Teatro Comunale:  "Non colpevole, processo ad un nazista modello"

Caserta – 22 Gennaio 2009

Articolo e foto di Rossella Barsali

L’antica arte del paradosso, perno fondamentale di un certo buon teatro, amministrata con sagacia, è totipotente , proprio come una cellula staminale: può evolvere in ogni direzione, generare pathos, piuttosto che comicità, commozione o risate, ma una cosa è certa, produce risultati di ottima finitura. Ben lo sa Angelo Callipo, andato in scena al Teatro Comunale ieri sera con il pregevole lavoro che porta la sua firma "Non colpevole, processo ad un nazista modello"
Intanto, il titolo: che un nazista modello possa considerarsi non colpevole dell’Olocausto è una contraddizione in termini. Peraltro non risolta, tanto che neppure alla fine del processo, conclusosi con la condanna alla pena capitale, l’imputato Otto Adolf Eichmann ammetterà la propria responsabilità personale, il proprio devastante contributo allo sterminio degli ebrei deportati durante la II Guerra Mondiale.
Otto Adolf Eichmann, impiegato addetto al traffico dei treni dei deportati ed alla pratica dei passaporti e confisca dei beni, venne processato nel ’61 a Gerusalemme, da un tribunale molto diverso da quello di Norimberga, e condannato per crimini verso l’umanità. L’intera vicenda, narrata della giornalista ebrea Hanna Arendt (in cui si riconosce una struggente e composta Paola Maddalena) in “ La banalità del Male”, contiene il secondo, e più sconcertante paradosso: che l’attuazione di un progetto atroce e delittuoso possa diventare un lavoro d’ufficio per burocrati ciechi e obbedienti, che asservono e si servono di una causa criminosa senza riconoscerla né riconoscere le proprie responsabilità morali e civili, mistificando l’obiettivo, per far tacere le coscienze (molto attuale, dalle nostre parti, vedi Gomorra!).
Balza prepotente questo messaggio, dal detto e non detto dello spettacolo: la requisitoria incalzante che altalena momenti di autentica "pietas," le testimonianze struggenti dei sopravvissuti ai campi di concentramento (bravissimi M. Tarallo, e M. Porzio), il rituale tatuaggio dei numeri di riconoscimento ai prigionieri come inferto da arma bianca contrapposti al cadenzato pulirsi gli occhiali dell’imputato (un incredibile Maurizio Azzurro), al suo alzarsi in piedi se interrogato, alla sua maschera imperturbabile, creano quello strappo emotivo in un crescendo di tensione che non si placa.
Giovano anche la scelta dei brani musicali (e lo splendido assolo di Paola Maddalena) , la scarna ambientazione e la lentezza del cambio abiti di scena sul palco, un coercitivo spogliarsi della propria identità di uomini per diventare carne da macello.
Il terzo paradosso lo discutiamo direttamente con l’attore-regista Angelo Callipo:

Rossella Barsali: Certo, rappresentare “Non colpevole…” in questo momento storico, con la striscia di Ghaza ancora alla ribalta….!
Angelo Callipo (sorriso): …sembrerebbe quasi un paradosso, no? Eppure mai come adesso il messaggio, carico di tensione, di “non colpevole…” deve giungere e raggiungere le coscienze….

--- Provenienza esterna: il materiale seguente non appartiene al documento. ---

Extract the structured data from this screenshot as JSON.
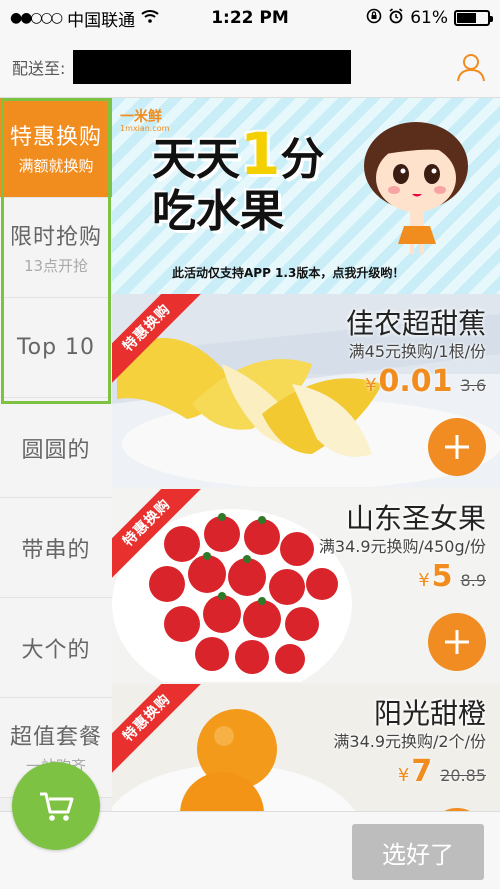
{
  "status_bar": {
    "carrier": "中国联通",
    "time": "1:22 PM",
    "battery": "61%"
  },
  "header": {
    "deliver_label": "配送至:"
  },
  "sidebar": {
    "items": [
      {
        "title": "特惠换购",
        "sub": "满额就换购",
        "active": true
      },
      {
        "title": "限时抢购",
        "sub": "13点开抢"
      },
      {
        "title": "Top 10",
        "sub": ""
      },
      {
        "title": "圆圆的",
        "sub": ""
      },
      {
        "title": "带串的",
        "sub": ""
      },
      {
        "title": "大个的",
        "sub": ""
      },
      {
        "title": "超值套餐",
        "sub": "一站购齐"
      }
    ]
  },
  "banner": {
    "brand": "一米鲜",
    "brand_url": "1mxian.com",
    "line1_a": "天天",
    "line1_b": "1",
    "line1_c": "分",
    "line2": "吃水果",
    "note": "此活动仅支持APP 1.3版本，点我升级哟！"
  },
  "products": [
    {
      "ribbon": "特惠换购",
      "name": "佳农超甜蕉",
      "desc": "满45元换购/1根/份",
      "currency": "¥",
      "price": "0.01",
      "old_price": "3.6"
    },
    {
      "ribbon": "特惠换购",
      "name": "山东圣女果",
      "desc": "满34.9元换购/450g/份",
      "currency": "¥",
      "price": "5",
      "old_price": "8.9"
    },
    {
      "ribbon": "特惠换购",
      "name": "阳光甜橙",
      "desc": "满34.9元换购/2个/份",
      "currency": "¥",
      "price": "7",
      "old_price": "20.85"
    }
  ],
  "bottom": {
    "done_label": "选好了"
  },
  "colors": {
    "accent": "#f18c1f",
    "green": "#7dc242",
    "ribbon": "#e8312f"
  }
}
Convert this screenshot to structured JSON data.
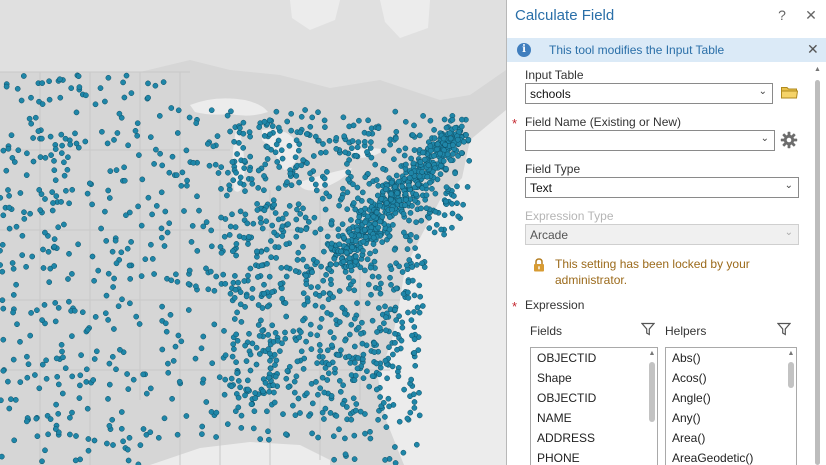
{
  "pane": {
    "title": "Calculate Field",
    "help_glyph": "?",
    "close_glyph": "✕"
  },
  "info_bar": {
    "text": "This tool modifies the Input Table",
    "icon_glyph": "i",
    "close_glyph": "✕"
  },
  "input_table": {
    "label": "Input Table",
    "value": "schools"
  },
  "field_name": {
    "label": "Field Name (Existing or New)",
    "value": "",
    "required_mark": "*"
  },
  "field_type": {
    "label": "Field Type",
    "value": "Text"
  },
  "expression_type": {
    "label": "Expression Type",
    "value": "Arcade",
    "locked_message": "This setting has been locked by your administrator."
  },
  "expression": {
    "label": "Expression",
    "required_mark": "*",
    "fields_label": "Fields",
    "helpers_label": "Helpers",
    "fields": [
      "OBJECTID",
      "Shape",
      "OBJECTID",
      "NAME",
      "ADDRESS",
      "PHONE"
    ],
    "helpers": [
      "Abs()",
      "Acos()",
      "Angle()",
      "Any()",
      "Area()",
      "AreaGeodetic()"
    ]
  },
  "glyphs": {
    "chevron_down": "⌄",
    "scroll_up": "▲",
    "scroll_down": "▼"
  },
  "colors": {
    "accent": "#2a6fa8",
    "required": "#c4262e",
    "warning_text": "#9b6a1b",
    "point_fill": "#1f86a8",
    "land": "#d6d6d6",
    "water": "#ececec"
  },
  "icons": {
    "folder": "folder-icon",
    "gear": "gear-icon",
    "lock": "lock-icon",
    "filter": "filter-icon",
    "info": "info-icon"
  }
}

R. B.: Una tempistica, quindi, che credo nulla abbia a che fare con “la giornata della Memoria”! Piuttosto sincronizzata, invece, con gli eventi politico-giuridici che stiamo vivendo….
A. C. : In un certo senso, si…..Va detto, a proposito di paradossi e leggi, che “non colpevole..” sfrutta nell’ incipit proprio un paradosso legale: il processo ad un nazista in uno Stato costituito solo nel ’48, inerente fatti risalenti a prima della sua fondazione ( ’40-’45)…

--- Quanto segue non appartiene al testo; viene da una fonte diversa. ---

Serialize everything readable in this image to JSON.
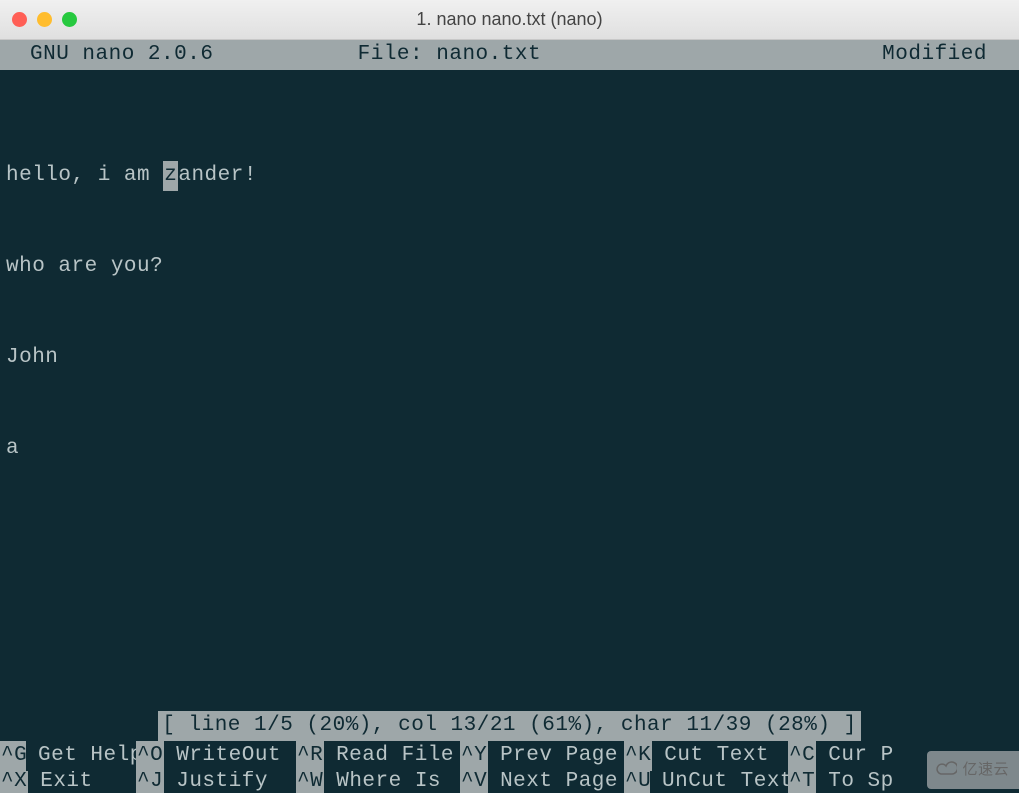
{
  "window": {
    "title": "1. nano nano.txt (nano)"
  },
  "header": {
    "app": "GNU nano 2.0.6",
    "file": "File: nano.txt",
    "status": "Modified"
  },
  "content": {
    "line1_before": "hello, i am ",
    "line1_cursor": "z",
    "line1_after": "ander!",
    "line2": "who are you?",
    "line3": "John",
    "line4": "a"
  },
  "status_line": "[ line 1/5 (20%), col 13/21 (61%), char 11/39 (28%) ]",
  "shortcuts_row1": [
    {
      "key": "^G",
      "label": "Get Help"
    },
    {
      "key": "^O",
      "label": "WriteOut"
    },
    {
      "key": "^R",
      "label": "Read File"
    },
    {
      "key": "^Y",
      "label": "Prev Page"
    },
    {
      "key": "^K",
      "label": "Cut Text"
    },
    {
      "key": "^C",
      "label": "Cur P"
    }
  ],
  "shortcuts_row2": [
    {
      "key": "^X",
      "label": "Exit"
    },
    {
      "key": "^J",
      "label": "Justify"
    },
    {
      "key": "^W",
      "label": "Where Is"
    },
    {
      "key": "^V",
      "label": "Next Page"
    },
    {
      "key": "^U",
      "label": "UnCut Text"
    },
    {
      "key": "^T",
      "label": "To Sp"
    }
  ],
  "watermark": "亿速云",
  "shortcut_widths": [
    136,
    160,
    164,
    164,
    164,
    160
  ]
}
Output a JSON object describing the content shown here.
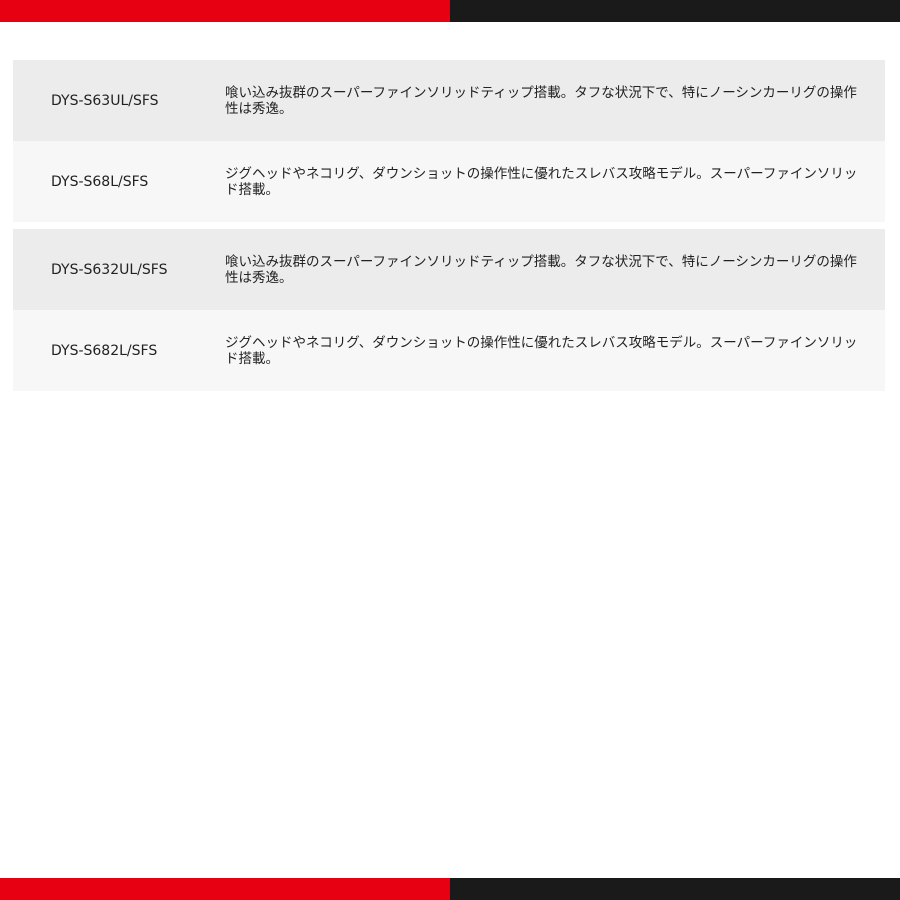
{
  "colors": {
    "accent_red": "#e60012",
    "accent_black": "#1a1a1a",
    "row_dark": "#ececec",
    "row_light": "#f7f7f7"
  },
  "rows": [
    {
      "model": "DYS-S63UL/SFS",
      "description": "喰い込み抜群のスーパーファインソリッドティップ搭載。タフな状況下で、特にノーシンカーリグの操作性は秀逸。"
    },
    {
      "model": "DYS-S68L/SFS",
      "description": "ジグヘッドやネコリグ、ダウンショットの操作性に優れたスレバス攻略モデル。スーパーファインソリッド搭載。"
    },
    {
      "model": "DYS-S632UL/SFS",
      "description": "喰い込み抜群のスーパーファインソリッドティップ搭載。タフな状況下で、特にノーシンカーリグの操作性は秀逸。"
    },
    {
      "model": "DYS-S682L/SFS",
      "description": "ジグヘッドやネコリグ、ダウンショットの操作性に優れたスレバス攻略モデル。スーパーファインソリッド搭載。"
    }
  ]
}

R. B.: Volendo cogliere, i messaggi sono tanti: la responsabilità individuale e sociale, civile e politica, l’ostinata cecità dei servi degli Hitler e di tutte le grandi dittature di qualunque colore, l’atroce paravento legale, la sofferenza cosmica ed ancestrale del sacrificio, la mancanza di redenzione, la triste normalità del Male….
Angelo non ribatte, sopraffatto dagli spettatori venuti a complimentarsi con la Compagnia.

Esco, notte, piove : il cielo è più basso, lo sento pesare sulle spalle. Michele Tarallo (ndr, attore, il testimone/rabbino) mi ha salutato sorridendo: solo un attimo prima era sul palco inginocchiato, rabbino in una sinagoga, a farsi sputare in bocca da un gerarca fascista.